Nine residents of Dola gathered at Hardin Northern Schools last week to discuss the impending feasibility study on their post office. The US Postal Service is going to determine whether or not to keep the post office open for the members of the small community.
Dola Postmaster Mike Dilts was not present at the meeting, but Dunkirk Postmaster Herb Hurley was there to help answer questions, along with Katrina Paxson and Harry Meyers from the USPS.
Dola residents were sent a letter and questionnaire on October 24 explaining that a Discontinuance Feasibility Study was to take place. The revenues at the Dola office have been steadily declining over the years, and the USPS is studying whether or not to merge the Dola and Dunkirk post offices into one, at Dunkirk (3.4 miles from Dola).
Revenue in 2007 was over $16,000 and in 2010, it was down to $10,800. Eliminating the office would save the USPS in the building’s overhead costs.
Meyers explained that the post office will give residents one free method of delivery, whether it is a mailbox on a rural route, or a post office box. If the post office boxes are moved to Dunkirk, those residents would have to drive there to pick up their mail. None of those present liked that idea.
Myers also said that Hurley would determine if any of the Dola residents would be able to be on a rural route (if the current carrier goes by their house) and they could put up a mailbox in front of their house. Or if they were within a reasonable distance from the carrier’s route, they could set up a mailbox down the street in order to get on the route. Hurley said that the Dola rural route already has 171 residents on it, and there are 68 residents with a post office box.

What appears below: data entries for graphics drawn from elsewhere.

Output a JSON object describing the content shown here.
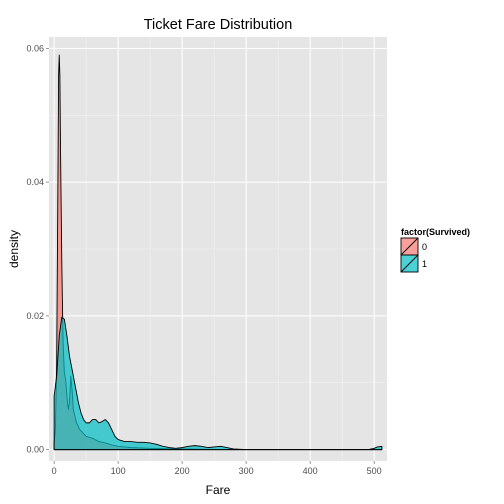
{
  "chart_data": {
    "type": "area",
    "subtype": "density",
    "title": "Ticket Fare Distribution",
    "xlabel": "Fare",
    "ylabel": "density",
    "xlim": [
      -8,
      520
    ],
    "ylim": [
      -0.0017,
      0.0617
    ],
    "x_ticks": [
      0,
      100,
      200,
      300,
      400,
      500
    ],
    "x_tick_labels": [
      "0",
      "100",
      "200",
      "300",
      "400",
      "500"
    ],
    "y_ticks": [
      0.0,
      0.02,
      0.04,
      0.06
    ],
    "y_tick_labels": [
      "0.00",
      "0.02",
      "0.04",
      "0.06"
    ],
    "grid": true,
    "legend": {
      "title": "factor(Survived)",
      "position": "right"
    },
    "series": [
      {
        "name": "0",
        "color": "#F8766D",
        "opacity": 0.7,
        "x": [
          0,
          2,
          4,
          6,
          7,
          8,
          9,
          10,
          12,
          14,
          16,
          18,
          20,
          22,
          24,
          26,
          28,
          30,
          35,
          40,
          50,
          60,
          70,
          80,
          90,
          100,
          120,
          150,
          200,
          263,
          300,
          400,
          512
        ],
        "y": [
          0.001,
          0.003,
          0.013,
          0.041,
          0.056,
          0.059,
          0.056,
          0.045,
          0.028,
          0.016,
          0.0115,
          0.0105,
          0.008,
          0.006,
          0.007,
          0.011,
          0.009,
          0.006,
          0.004,
          0.003,
          0.002,
          0.0017,
          0.0012,
          0.001,
          0.0007,
          0.0005,
          0.0003,
          0.0002,
          0.0001,
          0.0,
          0.0,
          0.0,
          0.0
        ]
      },
      {
        "name": "1",
        "color": "#00BFC4",
        "opacity": 0.7,
        "x": [
          0,
          4,
          8,
          12,
          16,
          20,
          24,
          28,
          30,
          34,
          38,
          42,
          46,
          50,
          55,
          60,
          65,
          70,
          75,
          80,
          85,
          90,
          95,
          100,
          110,
          120,
          130,
          140,
          150,
          160,
          170,
          180,
          190,
          200,
          210,
          220,
          230,
          240,
          250,
          260,
          270,
          280,
          300,
          400,
          490,
          500,
          505,
          512
        ],
        "y": [
          0.008,
          0.011,
          0.017,
          0.0198,
          0.0195,
          0.017,
          0.014,
          0.012,
          0.011,
          0.009,
          0.007,
          0.0055,
          0.0045,
          0.004,
          0.004,
          0.0045,
          0.0045,
          0.004,
          0.0042,
          0.0045,
          0.004,
          0.003,
          0.002,
          0.0015,
          0.0012,
          0.0012,
          0.0011,
          0.0011,
          0.001,
          0.0008,
          0.0005,
          0.0003,
          0.0002,
          0.0003,
          0.0005,
          0.0006,
          0.0005,
          0.0003,
          0.0004,
          0.0005,
          0.0003,
          0.0001,
          0.0,
          0.0,
          0.0,
          0.0002,
          0.0004,
          0.0005
        ]
      }
    ]
  }
}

Hurley would have to review the route to see who was eligible to be placed on the rural route, but it would have to be “the safest and most convenient way” for the carrier.
That idea was more acceptable to the residents present, but as the night progressed, a new idea developed that the Dola residents really liked.
Meyers had explained the new USPS idea of a Village Post Office, where a local business or public entity allows community mailboxes to be set up on their property. The repository would include a mail drop, outdoor post office boxes, and a parcel locker (for items that won’t fit in the post office boxes). If it is a retail business, they can also offer USPS services, by selling Forever stamps, and prepaid shipping boxes. The Dola rural route carrier would still service those post office boxes.
With only Bullwinkle’s and the elevator in the village of Dola, it was asked if these boxes could be put somewhere without the retail services. Meyers said that would be possible, and the residents seemed pleased with that solution. They all suggested using the Washington Township building.
Meyers made it clear that it would have to be the residents of Dola who make that solution happen. They would have to approach the trustees and answer their questions, and then the trustees would have to pass a resolution in order to petition the USPS to put the boxes in their parking lot.
Hurley added that the trustees should talk to Dola Postmaster Dilts if they have any questions or concerns, but he was also in favor of the idea.
Meyers noted that the process is about four months long to determine whether or not to close the Dola Post Office, and a plan of action would have to be in place before that period ends. He urged the residents present to speak with their township trustees about the community box idea soon.
Meyers concluded by saying that there would not be any more public meetings on the matter, and the results of the Discontinuance Feasibility Study will be posted in the Dola Post Office as soon as they are received back from Washington, D.C.